À l'heure actuelle, Denoël est donc le seul éditeur à maintenir une collection de poche publiant à la fois des romans fantastiques, des auteurs français, des inédits. Il publie aussi des rééditions, quelquefois (ainsi, un autre "Angoisse" il y a peu de temps, le Reflux de la nuit qu'Andrevon signait Alphonse Brutsche). Le temps de reprendre haleine, ou de donner à la collection un second souffle ? En effet, si les Territoires de l'inquiétude, série d'anthologies périodiques d'Alain Dorémieux publiées dans le cadre de la collection, sont une réussite, on ne peut pas en dire autant de l'ensemble des titres. On est loin quelquefois du concept de hard edge fantasy défini par Scott Baker dans son manifeste du premier volume.
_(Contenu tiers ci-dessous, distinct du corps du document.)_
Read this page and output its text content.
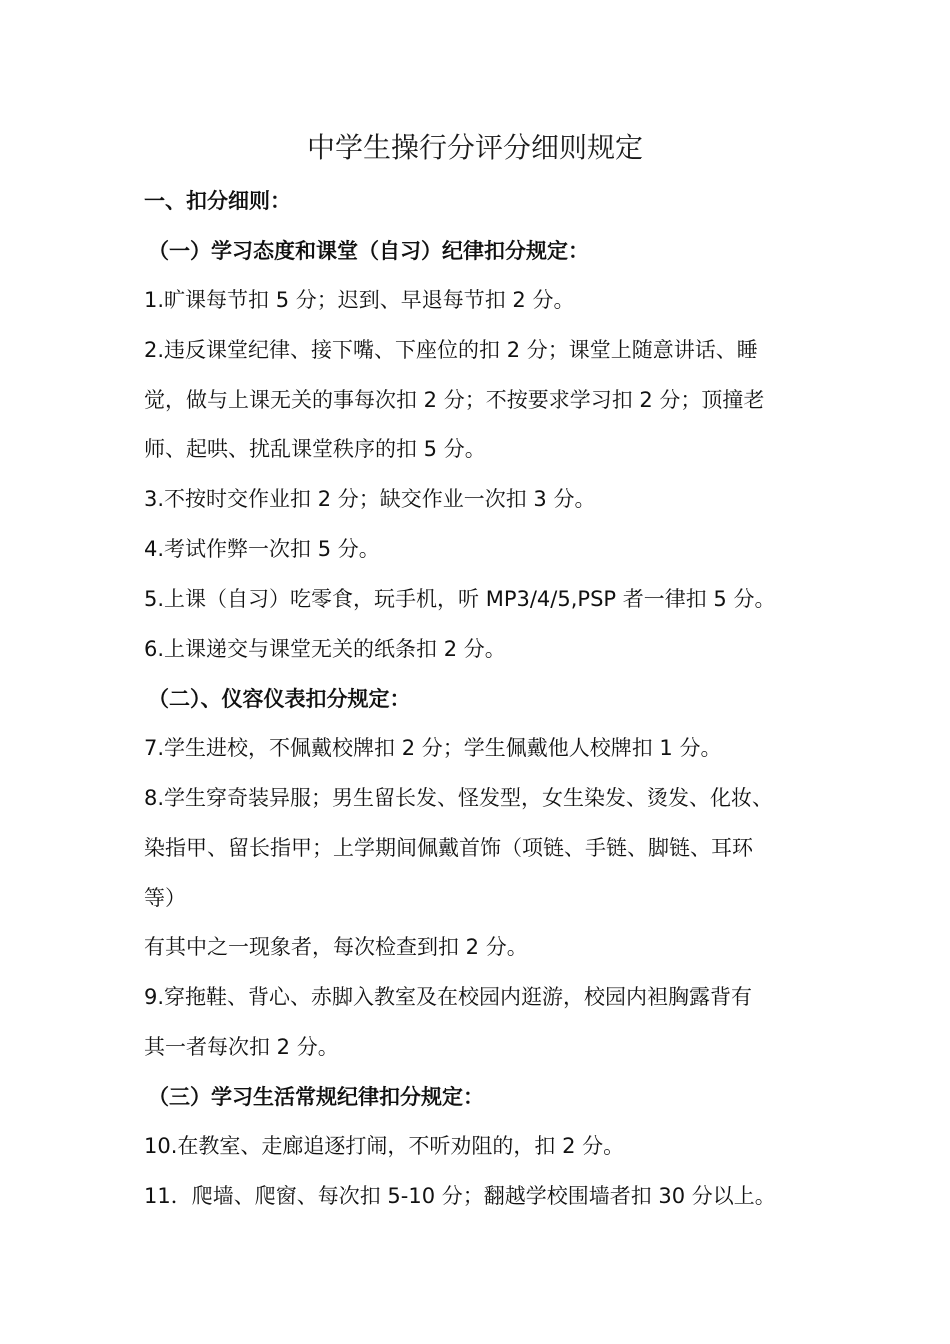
中学生操行分评分细则规定
一、扣分细则：
（一）学习态度和课堂（自习）纪律扣分规定：
1.旷课每节扣 5 分；迟到、早退每节扣 2 分。
2.违反课堂纪律、接下嘴、下座位的扣 2 分；课堂上随意讲话、睡
觉，做与上课无关的事每次扣 2 分；不按要求学习扣 2 分；顶撞老
师、起哄、扰乱课堂秩序的扣 5 分。
3.不按时交作业扣 2 分；缺交作业一次扣 3 分。
4.考试作弊一次扣 5 分。
5.上课（自习）吃零食，玩手机，听 MP3/4/5,PSP 者一律扣 5 分。
6.上课递交与课堂无关的纸条扣 2 分。
（二）、仪容仪表扣分规定：
7.学生进校，不佩戴校牌扣 2 分；学生佩戴他人校牌扣 1 分。
8.学生穿奇装异服；男生留长发、怪发型，女生染发、烫发、化妆、
染指甲、留长指甲；上学期间佩戴首饰（项链、手链、脚链、耳环
等）
有其中之一现象者，每次检查到扣 2 分。
9.穿拖鞋、背心、赤脚入教室及在校园内逛游，校园内袒胸露背有
其一者每次扣 2 分。
（三）学习生活常规纪律扣分规定：
10.在教室、走廊追逐打闹，不听劝阻的，扣 2 分。
11．爬墙、爬窗、每次扣 5-10 分；翻越学校围墙者扣 30 分以上。
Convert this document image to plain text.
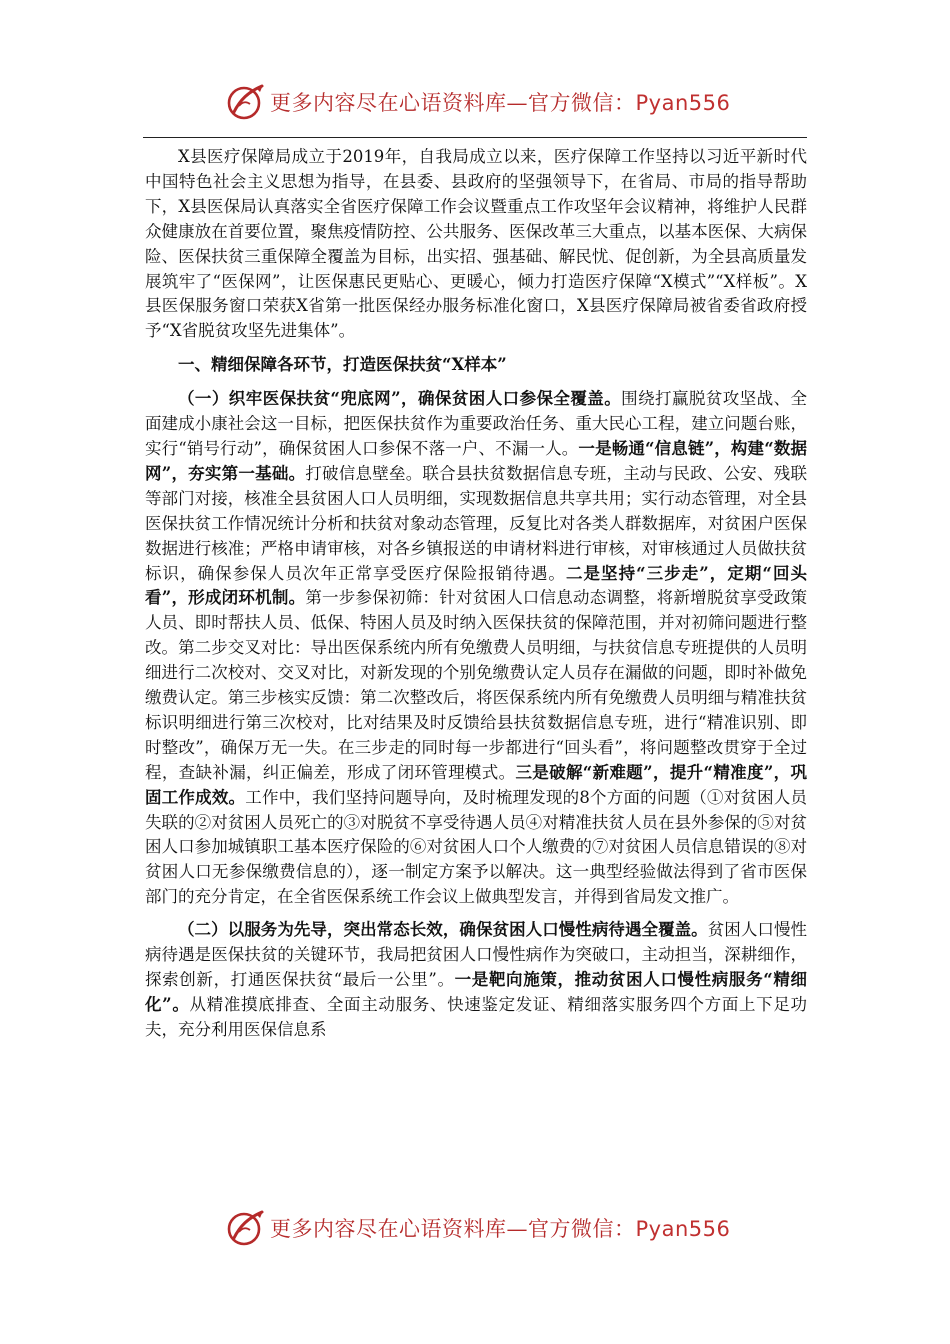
更多内容尽在心语资料库—官方微信：Pyan556

X县医疗保障局成立于2019年，自我局成立以来，医疗保障工作坚持以习近平新时代中国特色社会主义思想为指导，在县委、县政府的坚强领导下，在省局、市局的指导帮助下，X县医保局认真落实全省医疗保障工作会议暨重点工作攻坚年会议精神，将维护人民群众健康放在首要位置，聚焦疫情防控、公共服务、医保改革三大重点，以基本医保、大病保险、医保扶贫三重保障全覆盖为目标，出实招、强基础、解民忧、促创新，为全县高质量发展筑牢了“医保网”，让医保惠民更贴心、更暖心，倾力打造医疗保障“X模式”“X样板”。X县医保服务窗口荣获X省第一批医保经办服务标准化窗口，X县医疗保障局被省委省政府授予“X省脱贫攻坚先进集体”。

一、精细保障各环节，打造医保扶贫“X样本”

（一）织牢医保扶贫“兜底网”，确保贫困人口参保全覆盖。围绕打赢脱贫攻坚战、全面建成小康社会这一目标，把医保扶贫作为重要政治任务、重大民心工程，建立问题台账，实行“销号行动”，确保贫困人口参保不落一户、不漏一人。一是畅通“信息链”，构建“数据网”，夯实第一基础。打破信息壁垒。联合县扶贫数据信息专班，主动与民政、公安、残联等部门对接，核准全县贫困人口人员明细，实现数据信息共享共用；实行动态管理，对全县医保扶贫工作情况统计分析和扶贫对象动态管理，反复比对各类人群数据库，对贫困户医保数据进行核准；严格申请审核，对各乡镇报送的申请材料进行审核，对审核通过人员做扶贫标识，确保参保人员次年正常享受医疗保险报销待遇。二是坚持“三步走”，定期“回头看”，形成闭环机制。第一步参保初筛：针对贫困人口信息动态调整，将新增脱贫享受政策人员、即时帮扶人员、低保、特困人员及时纳入医保扶贫的保障范围，并对初筛问题进行整改。第二步交叉对比：导出医保系统内所有免缴费人员明细，与扶贫信息专班提供的人员明细进行二次校对、交叉对比，对新发现的个别免缴费认定人员存在漏做的问题，即时补做免缴费认定。第三步核实反馈：第二次整改后，将医保系统内所有免缴费人员明细与精准扶贫标识明细进行第三次校对，比对结果及时反馈给县扶贫数据信息专班，进行“精准识别、即时整改”，确保万无一失。在三步走的同时每一步都进行“回头看”，将问题整改贯穿于全过程，查缺补漏，纠正偏差，形成了闭环管理模式。三是破解“新难题”，提升“精准度”，巩固工作成效。工作中，我们坚持问题导向，及时梳理发现的8个方面的问题（①对贫困人员失联的②对贫困人员死亡的③对脱贫不享受待遇人员④对精准扶贫人员在县外参保的⑤对贫困人口参加城镇职工基本医疗保险的⑥对贫困人口个人缴费的⑦对贫困人员信息错误的⑧对贫困人口无参保缴费信息的），逐一制定方案予以解决。这一典型经验做法得到了省市医保部门的充分肯定，在全省医保系统工作会议上做典型发言，并得到省局发文推广。

（二）以服务为先导，突出常态长效，确保贫困人口慢性病待遇全覆盖。贫困人口慢性病待遇是医保扶贫的关键环节，我局把贫困人口慢性病作为突破口，主动担当，深耕细作，探索创新，打通医保扶贫“最后一公里”。一是靶向施策，推动贫困人口慢性病服务“精细化”。从精准摸底排查、全面主动服务、快速鉴定发证、精细落实服务四个方面上下足功夫，充分利用医保信息系

更多内容尽在心语资料库—官方微信：Pyan556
Alors, cette réédition s'imposait-elle ? les Pourvoyeurs a déjà été repris en Marabout jadis (sous le nº 490), et même adapté en BD dans Hallucinations, un pocket des éditions Artima/Arédit de Tourcoing. Au dire des connaisseurs, ce n'est pas le meilleur Steiner non plus. Tout au plus donne-t-il une idée assez bonne d'une littérature populaire très marquée par les années '50, avec ses médecins givrés (plus près de Petiot que de Frankenstein) et ses maniaques, ses demeures délabrées, ses revenants… Ici, c'est surtout cet au-delà, omniprésent, qui occupe la place centrale. Grand prix de l'humour noir en 1963 pour son Manuel du savoir-mourir, Ruellan a été très proche des intellectuels et des artistes. Cocteau lui écrivait en 1957 : « C'est une sombre fête que de vous lire ». On ne peut s'empêcher de comparer l'autre monde où l'auteur égare ses personnages avec la splendide réalisation plastique d'Orphée, ses miroirs qu'on traverse, sa “zone” où l'on peine encore à quitter les habitudes des vivants… Il y a cependant beaucoup d'artifice chez Cocteau. C'est presque un lieu-commun d'une certaine littérature d'idées de la même époque dont Ruellan se trouve ici tributaire : déjà Sartre avait imaginé dans Huis-Clos l'enfer dans un salon second empire, il avait réitéré avec Jean Delannoy en tournant les Jeux sont faits, film à thèse manqué mêlant fantômes et vivants dans un monde où le réel côtoie un irréel glacé, abstrait. La mort et l'au-delà sont un thème récurrent du théâtre et du cinéma de ces années-là. À sa manière, Ruellan raconte la même histoire que Cocteau et Sartre, une histoire d'amour sur fond de mort. L'au-delà de Sartre est une métaphore, bien entendu, mais ses fonctionnaires font penser à ceux de Cocteau et de Ruellan. Ils s'ennuient, nous ennuient un peu quelquefois. Les visions laïcisées, voire athées, de l'au-delà qu'on nous sert alors perdent leur raison d'être si elles ne sont pas soutenues par un imaginaire puissant. Steiner devint Ruellan autrement, en s'impliquant dans le seul fantastique qui lui plaise, qu'il pouvait conjuguer avec la raison. La SF lui doit quelques grands livres (et lui décerna un Grand Prix), Tunnel, Mémo, Aux armes d'Ortog, mais aussi un petit chef-d'œuvre dont la trame n'est pas sans rappeler les Pourvoyeurs, les Improbables, qu'on rééditera peut-être un jour.